By the way, I don't remember the Penguins fans booing during the cup presentation. Don't give me any crap about it being about the commissioner, either. The fans should have known how it would look.

Sidney Crosby owes no apology. In the meantime, it looks like you fellows in Detroit have something else to cry about. Let's so Obama bail you out of this one.

June 21, 2009 at 8:34 PM 
Blogger Bruce MacLeod said...

Thanks Anonymous for the feedback. I'd appreciate if you held off on name calling like whiners. And it would help if you could spell whiners too.

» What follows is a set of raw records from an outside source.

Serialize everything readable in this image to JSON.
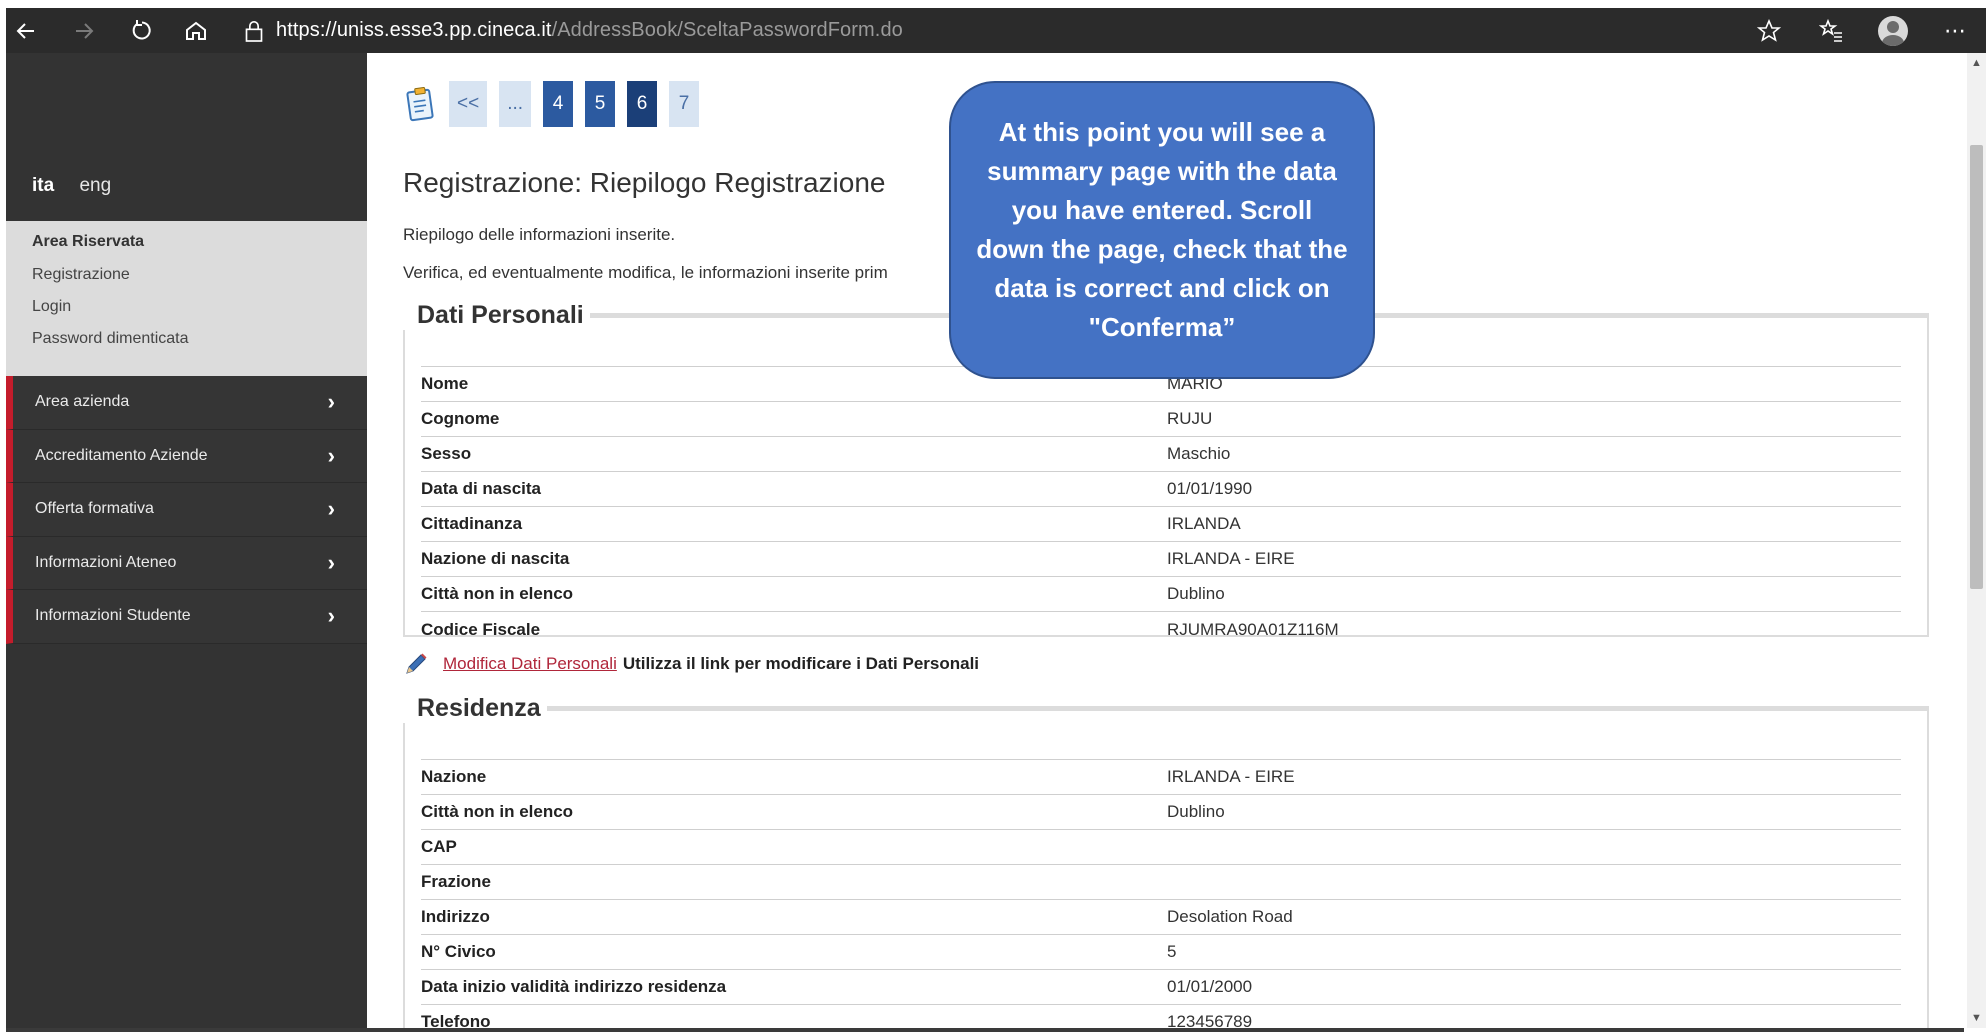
{
  "browser": {
    "url_host": "https://uniss.esse3.pp.cineca.it",
    "url_path": "/AddressBook/SceltaPasswordForm.do"
  },
  "sidebar": {
    "lang_active": "ita",
    "lang_other": "eng",
    "reserved_title": "Area Riservata",
    "reserved_items": [
      "Registrazione",
      "Login",
      "Password dimenticata"
    ],
    "menu": [
      "Area azienda",
      "Accreditamento Aziende",
      "Offerta formativa",
      "Informazioni Ateneo",
      "Informazioni Studente"
    ]
  },
  "pager": {
    "first": "<<",
    "ellipsis": "...",
    "pages": [
      "4",
      "5",
      "6",
      "7"
    ],
    "current": "6"
  },
  "main": {
    "title": "Registrazione: Riepilogo Registrazione",
    "intro1": "Riepilogo delle informazioni inserite.",
    "intro2": "Verifica, ed eventualmente modifica, le informazioni inserite prim"
  },
  "dati_personali": {
    "legend": "Dati Personali",
    "rows": [
      {
        "label": "Nome",
        "value": "MARIO"
      },
      {
        "label": "Cognome",
        "value": "RUJU"
      },
      {
        "label": "Sesso",
        "value": "Maschio"
      },
      {
        "label": "Data di nascita",
        "value": "01/01/1990"
      },
      {
        "label": "Cittadinanza",
        "value": "IRLANDA"
      },
      {
        "label": "Nazione di nascita",
        "value": "IRLANDA - EIRE"
      },
      {
        "label": "Città non in elenco",
        "value": "Dublino"
      },
      {
        "label": "Codice Fiscale",
        "value": "RJUMRA90A01Z116M"
      }
    ]
  },
  "edit": {
    "link": "Modifica Dati Personali ",
    "note": "Utilizza il link per modificare i Dati Personali"
  },
  "residenza": {
    "legend": "Residenza",
    "rows": [
      {
        "label": "Nazione",
        "value": "IRLANDA - EIRE"
      },
      {
        "label": "Città non in elenco",
        "value": "Dublino"
      },
      {
        "label": "CAP",
        "value": ""
      },
      {
        "label": "Frazione",
        "value": ""
      },
      {
        "label": "Indirizzo",
        "value": "Desolation Road"
      },
      {
        "label": "N° Civico",
        "value": "5"
      },
      {
        "label": "Data inizio validità indirizzo residenza",
        "value": "01/01/2000"
      },
      {
        "label": "Telefono",
        "value": "123456789"
      }
    ]
  },
  "callout": "At this point you will see a summary page with the data you have entered. Scroll down the page, check that the data is correct and click on \"Conferma”"
}
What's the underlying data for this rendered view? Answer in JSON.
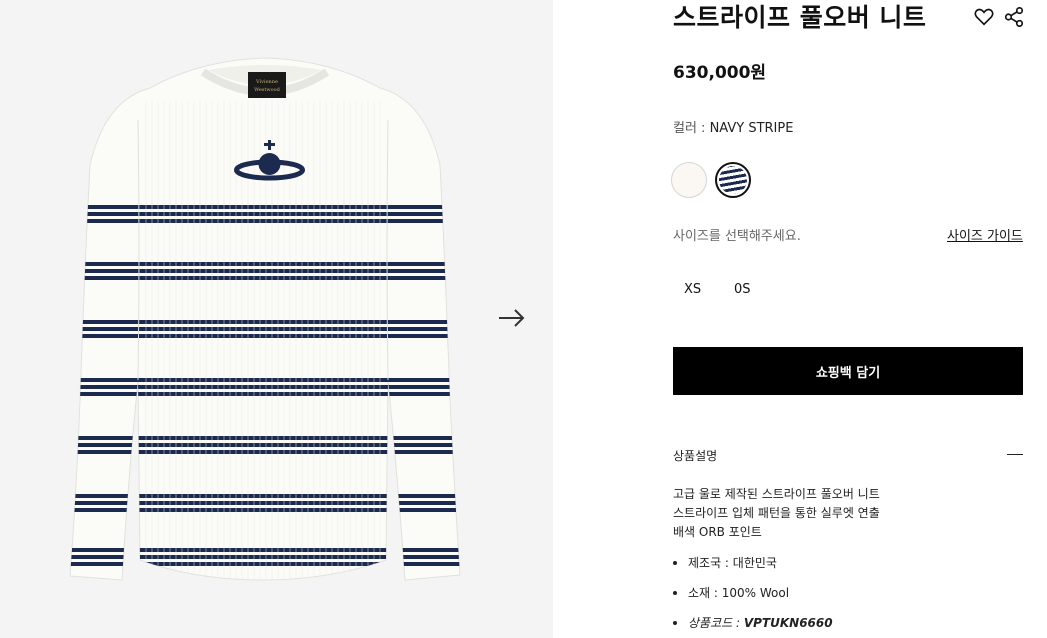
{
  "product": {
    "title": "스트라이프 풀오버 니트",
    "price": "630,000원"
  },
  "icons": {
    "favorite": "heart-icon",
    "share": "share-icon",
    "next": "arrow-right-icon",
    "collapse": "minus-icon"
  },
  "color": {
    "label": "컬러 : ",
    "value": "NAVY STRIPE",
    "swatches": [
      {
        "name": "ivory",
        "hex": "#fbf7f3"
      },
      {
        "name": "navy stripe",
        "hex": "#1d2a4f",
        "selected": true
      }
    ]
  },
  "size": {
    "prompt": "사이즈를 선택해주세요.",
    "guide_label": "사이즈 가이드",
    "options": [
      "XS",
      "0S"
    ]
  },
  "cta": {
    "add_to_bag": "쇼핑백 담기"
  },
  "description": {
    "heading": "상품설명",
    "lines": [
      "고급 울로 제작된 스트라이프 풀오버 니트",
      "스트라이프 입체 패턴을 통한 실루엣 연출",
      "배색 ORB 포인트"
    ],
    "bullets": [
      {
        "label": "제조국 : ",
        "value": "대한민국"
      },
      {
        "label": "소재 : ",
        "value": "100% Wool"
      },
      {
        "label": "상품코드 : ",
        "value": "VPTUKN6660"
      }
    ]
  },
  "brand_label_text": "Vivienne Westwood"
}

A couple of factual things though ...

The Wings waited for the Penguins. No Wing left the ice until Guerin and others came to center ice. My question is still why didn't Crosby join in? And unless you were there to tell me otherwise ... I was there ... I'm not buying the media hounding thing. Crosby had a couple of TV interviews, no more. No other media other than national TV were allowed on the ice until 20 minutes after the game. And are you saying that Crosby was the first Cup winning captain to be too busy to join the handshake line? Gretzky never was? Messier never was? Why are you saying that Crosby went through something different than any NHL captain before him? Don't you think that Yzerman had the same duties? He managed to make the handshake line in time.

Second, the Wings didn't get out of there as soon as possible. I watched. They waited for the initial line. Then some of them waited at the end of the line for Crosby.

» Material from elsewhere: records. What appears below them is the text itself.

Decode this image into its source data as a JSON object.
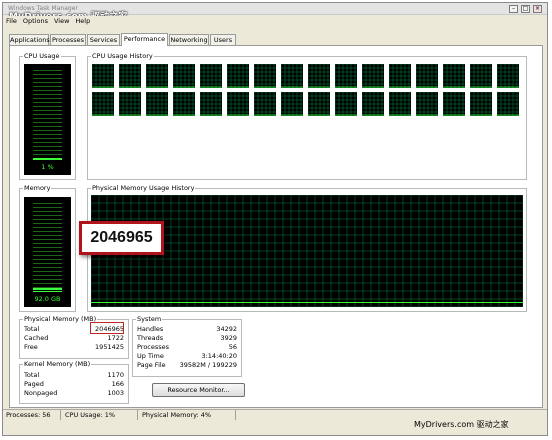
{
  "window": {
    "title": "Windows Task Manager",
    "watermark_top": "MyDrivers.com 驱动之家",
    "min_glyph": "–",
    "max_glyph": "□",
    "close_glyph": "×"
  },
  "menu": [
    "File",
    "Options",
    "View",
    "Help"
  ],
  "tabs": [
    "Applications",
    "Processes",
    "Services",
    "Performance",
    "Networking",
    "Users"
  ],
  "active_tab": "Performance",
  "cpu_usage": {
    "label": "CPU Usage",
    "value_text": "1 %",
    "percent": 1
  },
  "cpu_history": {
    "label": "CPU Usage History",
    "cores": 32
  },
  "memory": {
    "label": "Memory",
    "value_text": "92.0 GB",
    "percent": 4
  },
  "memory_history": {
    "label": "Physical Memory Usage History"
  },
  "physical_memory": {
    "label": "Physical Memory (MB)",
    "rows": [
      {
        "name": "Total",
        "value": "2046965"
      },
      {
        "name": "Cached",
        "value": "1722"
      },
      {
        "name": "Free",
        "value": "1951425"
      }
    ]
  },
  "kernel_memory": {
    "label": "Kernel Memory (MB)",
    "rows": [
      {
        "name": "Total",
        "value": "1170"
      },
      {
        "name": "Paged",
        "value": "166"
      },
      {
        "name": "Nonpaged",
        "value": "1003"
      }
    ]
  },
  "system": {
    "label": "System",
    "rows": [
      {
        "name": "Handles",
        "value": "34292"
      },
      {
        "name": "Threads",
        "value": "3929"
      },
      {
        "name": "Processes",
        "value": "56"
      },
      {
        "name": "Up Time",
        "value": "3:14:40:20"
      },
      {
        "name": "Page File",
        "value": "39582M / 199229"
      }
    ]
  },
  "callout": {
    "value": "2046965"
  },
  "resource_monitor_button": "Resource Monitor...",
  "status": {
    "processes": "Processes: 56",
    "cpu": "CPU Usage: 1%",
    "memory": "Physical Memory: 4%"
  },
  "watermark_bottom": "MyDrivers.com 驱动之家",
  "colors": {
    "graph_bg": "#000000",
    "grid": "#008040",
    "meter_on": "#31ff31",
    "callout_border": "#b1131a"
  },
  "icons": {
    "app": "task-manager-icon"
  }
}
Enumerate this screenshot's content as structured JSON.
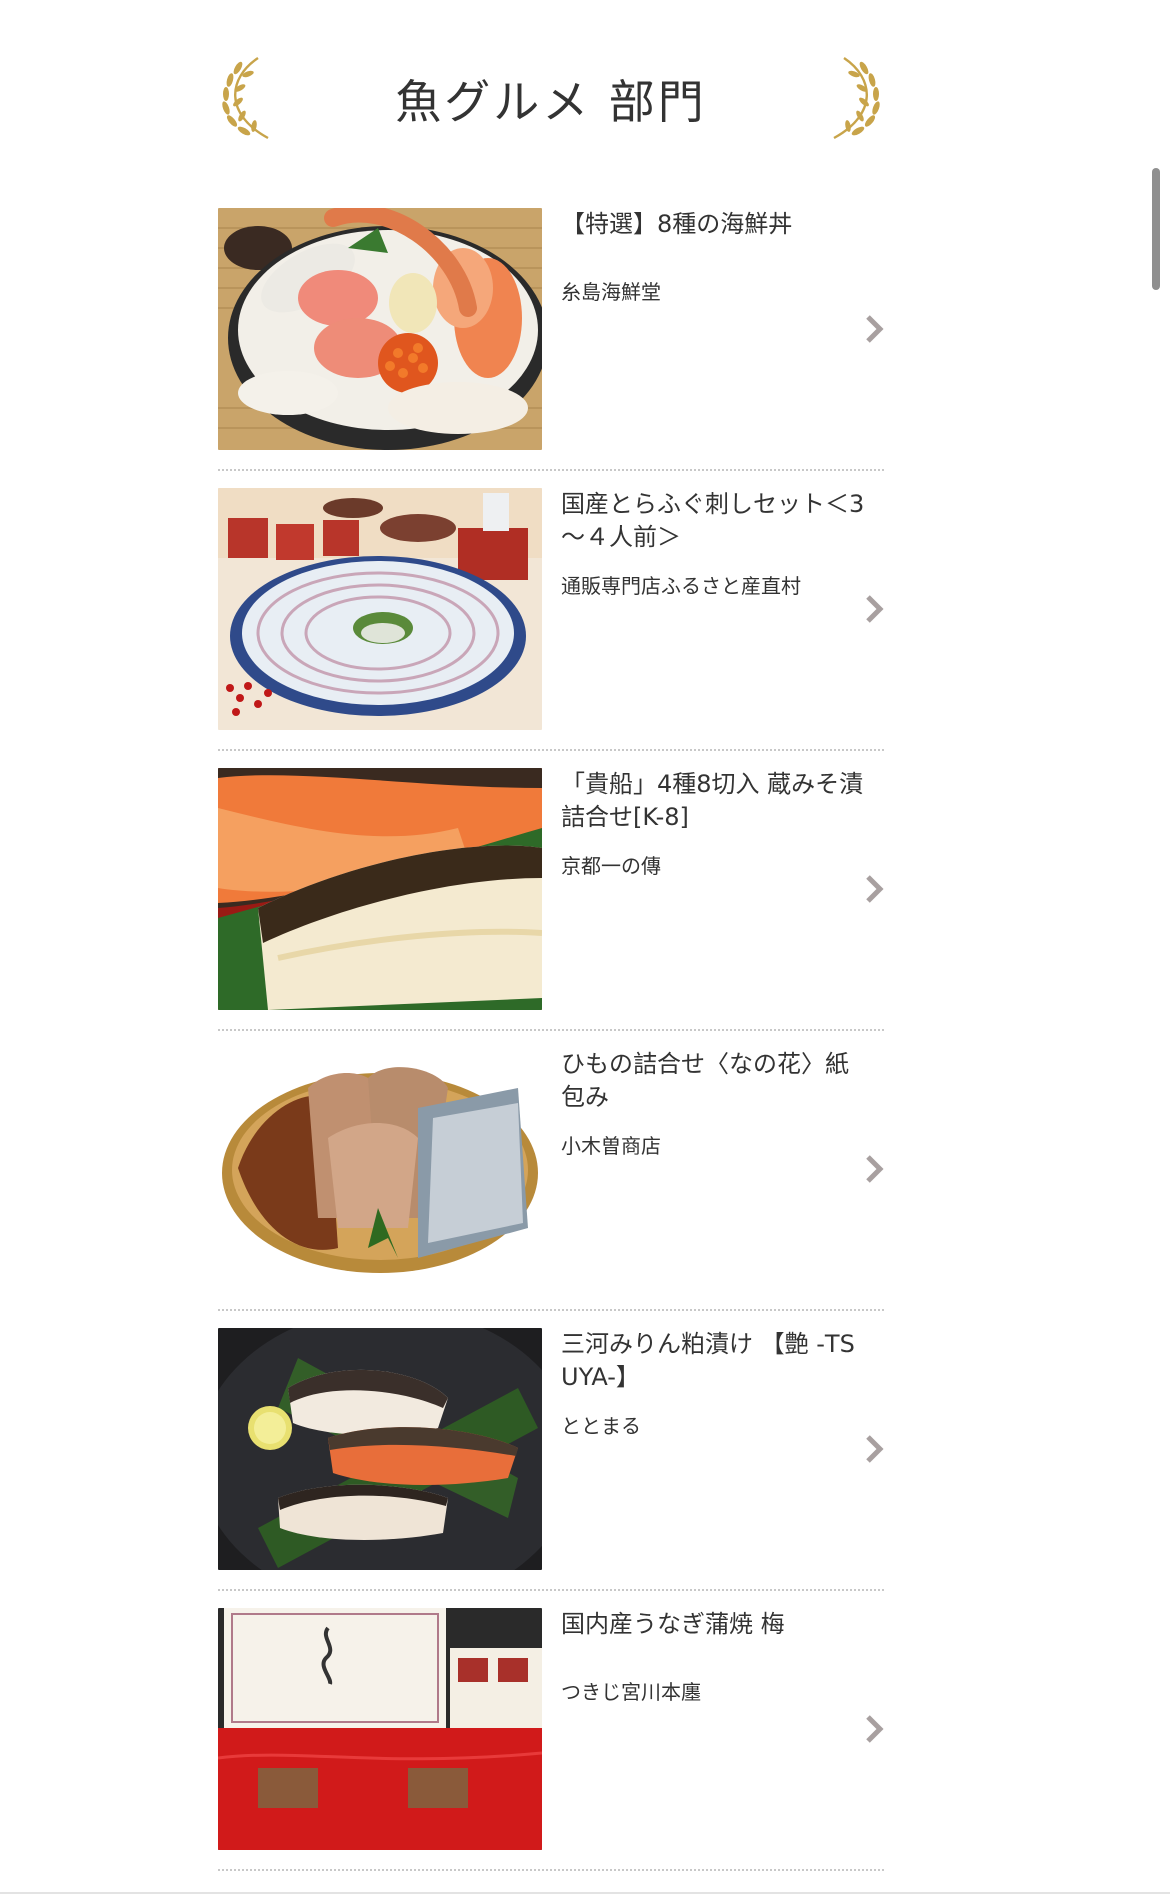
{
  "section": {
    "title": "魚グルメ 部門",
    "laurel_left_icon": "laurel-left-icon",
    "laurel_right_icon": "laurel-right-icon",
    "accent_color": "#c8a44a"
  },
  "items": [
    {
      "title": "【特選】8種の海鮮丼",
      "shop": "糸島海鮮堂",
      "image": "seafood-bowl-image"
    },
    {
      "title": "国産とらふぐ刺しセット＜3～４人前＞",
      "shop": "通販専門店ふるさと産直村",
      "image": "fugu-sashimi-image"
    },
    {
      "title": "「貴船」4種8切入 蔵みそ漬 詰合せ[K-8]",
      "shop": "京都一の傳",
      "image": "miso-fish-image"
    },
    {
      "title": "ひもの詰合せ〈なの花〉紙包み",
      "shop": "小木曽商店",
      "image": "dried-fish-image"
    },
    {
      "title": "三河みりん粕漬け 【艶 -TSUYA-】",
      "shop": "ととまる",
      "image": "kasuzuke-image"
    },
    {
      "title": "国内産うなぎ蒲焼 梅",
      "shop": "つきじ宮川本廛",
      "image": "unagi-box-image"
    }
  ],
  "colors": {
    "text": "#333333",
    "chevron": "#a8a0a0",
    "divider": "#c8c8c8"
  }
}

That said, I think your other thoughts are valid. Detroit should be ashamed of booing when the Cup was presented and cheering when Crosby was hurt. I didn't like either crowd reaction. And both of those things are worse than Crosby screwing up the handshake line.

That said, Crosby did screw up on handshakes. Why does everyone want to make excuses for him? No big deal. He screwed up, not as bad as a crowd cheering an injury, but Crosby screwed up. No excuses for either.